2023.9.4 行きたくはならない旅エッセイ 【忘れないよ!ベトナム】
忘れないよ!ヴェトナム/幻冬舎/田口ランディ
評価:3
■ヒトコト感想
田口ランディのベトナム旅行記。「沢木耕太郎」や「たかのてるこ」などで東南アジアの旅エッセイはいくつか読んだことがあるが、作者だけの個性としては、圧倒的にベトナムに対する文句が強いことだ。ベトナムに着いた当初は、ベトナム人のしつこさに嫌気がさして罵詈雑言のオンパレードとなっている。さらには宿泊するホテルの文句から始まり、ぼったくりの件など、ひたすら文句が続く。
このテンションであれば、早々に日本に帰るのかと思いきや…。メコンデルタの旅で認識を新たにしている。ただ、全編通して文句が多い。詐欺とまではいかないが、騙された感じになるとそれに文句を言う。ブロークンな英語で現地人に文句をまくしたてる。かなりパワフルだ。
■ストーリー
ある日、友人がお茶の水の聖橋の上で言った。「ああ、メコン川の夕陽が見たい」。それから一〇年経ち、彼女は本当にヴェトナムで職を見つけた。さらに一年後、まさか私まで旅行記を書くためにヴェトナムを訪れるとは…。不思議な運命と新鮮な出会い。自由に、気ままに、時には危険も辞さない珍道中の数々。田口ランディのデビュー作。
■感想
フリーライター時代の田口ランディが、ベトナムへ旅行をする。合間には恐らくは作者が書いたのであろう、出会った人々の似顔絵がある。社会主義国のベトナムで、物価が極度に安い。日本の感覚で言うとかなりカルチャーショックを受けるのだろうが…。

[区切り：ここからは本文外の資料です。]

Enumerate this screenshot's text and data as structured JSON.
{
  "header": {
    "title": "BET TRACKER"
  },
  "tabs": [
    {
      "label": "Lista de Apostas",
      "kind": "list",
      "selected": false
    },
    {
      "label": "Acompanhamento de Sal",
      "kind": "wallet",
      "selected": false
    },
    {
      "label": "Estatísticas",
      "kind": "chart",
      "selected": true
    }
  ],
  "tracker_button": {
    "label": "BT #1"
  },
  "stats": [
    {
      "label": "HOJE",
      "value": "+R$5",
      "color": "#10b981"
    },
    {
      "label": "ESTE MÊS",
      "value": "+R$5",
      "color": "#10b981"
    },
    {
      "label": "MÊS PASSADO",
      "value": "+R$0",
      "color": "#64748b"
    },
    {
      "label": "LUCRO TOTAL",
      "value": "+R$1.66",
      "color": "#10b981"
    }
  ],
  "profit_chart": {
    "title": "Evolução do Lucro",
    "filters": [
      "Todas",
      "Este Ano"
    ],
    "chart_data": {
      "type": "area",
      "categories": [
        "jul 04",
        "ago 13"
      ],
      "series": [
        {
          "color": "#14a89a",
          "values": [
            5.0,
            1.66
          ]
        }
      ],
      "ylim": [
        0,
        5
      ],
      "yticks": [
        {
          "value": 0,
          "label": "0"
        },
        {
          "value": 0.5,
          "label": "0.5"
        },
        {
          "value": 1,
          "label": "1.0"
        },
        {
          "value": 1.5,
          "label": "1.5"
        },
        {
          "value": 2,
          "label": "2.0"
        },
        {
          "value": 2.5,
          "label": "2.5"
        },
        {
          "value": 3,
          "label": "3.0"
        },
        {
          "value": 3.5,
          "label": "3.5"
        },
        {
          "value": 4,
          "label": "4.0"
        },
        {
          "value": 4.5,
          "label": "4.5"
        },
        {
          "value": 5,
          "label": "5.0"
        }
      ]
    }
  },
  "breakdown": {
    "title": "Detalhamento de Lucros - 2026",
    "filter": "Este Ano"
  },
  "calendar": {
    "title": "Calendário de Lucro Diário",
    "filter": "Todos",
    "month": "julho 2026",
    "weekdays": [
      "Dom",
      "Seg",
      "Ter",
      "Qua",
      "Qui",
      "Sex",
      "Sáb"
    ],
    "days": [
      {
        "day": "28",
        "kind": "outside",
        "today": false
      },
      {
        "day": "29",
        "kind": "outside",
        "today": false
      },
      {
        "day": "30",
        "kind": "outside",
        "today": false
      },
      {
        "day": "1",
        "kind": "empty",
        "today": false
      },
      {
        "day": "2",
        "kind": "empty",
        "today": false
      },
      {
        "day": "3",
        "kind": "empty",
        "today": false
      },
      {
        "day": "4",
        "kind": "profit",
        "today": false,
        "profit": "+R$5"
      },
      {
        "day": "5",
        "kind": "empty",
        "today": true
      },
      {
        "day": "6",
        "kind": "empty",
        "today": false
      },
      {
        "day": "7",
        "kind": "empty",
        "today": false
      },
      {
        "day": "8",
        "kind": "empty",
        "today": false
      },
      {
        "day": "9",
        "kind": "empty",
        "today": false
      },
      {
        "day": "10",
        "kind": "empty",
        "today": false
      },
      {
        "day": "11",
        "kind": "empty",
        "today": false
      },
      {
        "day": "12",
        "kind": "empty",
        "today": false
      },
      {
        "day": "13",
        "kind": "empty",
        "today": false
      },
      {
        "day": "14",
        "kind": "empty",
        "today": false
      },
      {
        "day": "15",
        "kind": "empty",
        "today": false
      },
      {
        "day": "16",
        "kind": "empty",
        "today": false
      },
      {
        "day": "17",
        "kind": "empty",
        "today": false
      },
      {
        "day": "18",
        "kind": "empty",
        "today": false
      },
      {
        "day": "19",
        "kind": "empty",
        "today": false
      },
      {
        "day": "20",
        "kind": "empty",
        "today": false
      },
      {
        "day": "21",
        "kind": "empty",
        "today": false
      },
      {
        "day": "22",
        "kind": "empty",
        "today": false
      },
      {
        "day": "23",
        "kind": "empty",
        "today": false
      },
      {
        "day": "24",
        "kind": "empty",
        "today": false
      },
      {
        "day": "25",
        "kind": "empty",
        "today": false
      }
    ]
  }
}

作者はそのあたり、ベトナムに着いた早々に文句のオンパレードとなっている。ベトナム人の押し売りがしつこい、ホテルの部屋に窓がないので陰鬱な気分になる。ぼったくりばかり。なんだかんだとひたすら文句が続いていく。
中盤でメコンデルタに旅へ行くことに決めてから変化がでてくる。外国人だらけのツアーに参加しブロークンな英語で会話をするうちに図太くなったのだろう。ベトナム自体が貧しい国なので、設備が整っているわけではない。
あらかじめ覚悟して行ったとしても、その惨状は我慢できないかもしれない。のちに現地人として親友となるボート漕ぎの女性との出会いも、最初はしつこいということで、ひたすら文句を続けている。ただ、このアグレッシブさと言いたいことを言うバイタリティがあるからこそ、旅を楽しめるのだろう。
ベトナム旅行中に様々な日本人と出会い、同じ部屋に泊まったりもする。かなりアグレッシブで、同じ日本人からしても作者の行動は圧倒されるようだ。旅慣れたバックパッカーまでも引かせるほどの勢いがあるのはすごい。本作を読んだからといってベトナムに行きたいとは思わない。
住環境としては快適ではないのだろう。作者が自由に感じたのは、自分が自由だからだ。ベトナムの現地人たちは社会主義国としての不便さを感じているのだろう。
行きたくならない旅エッセイもめずらしい。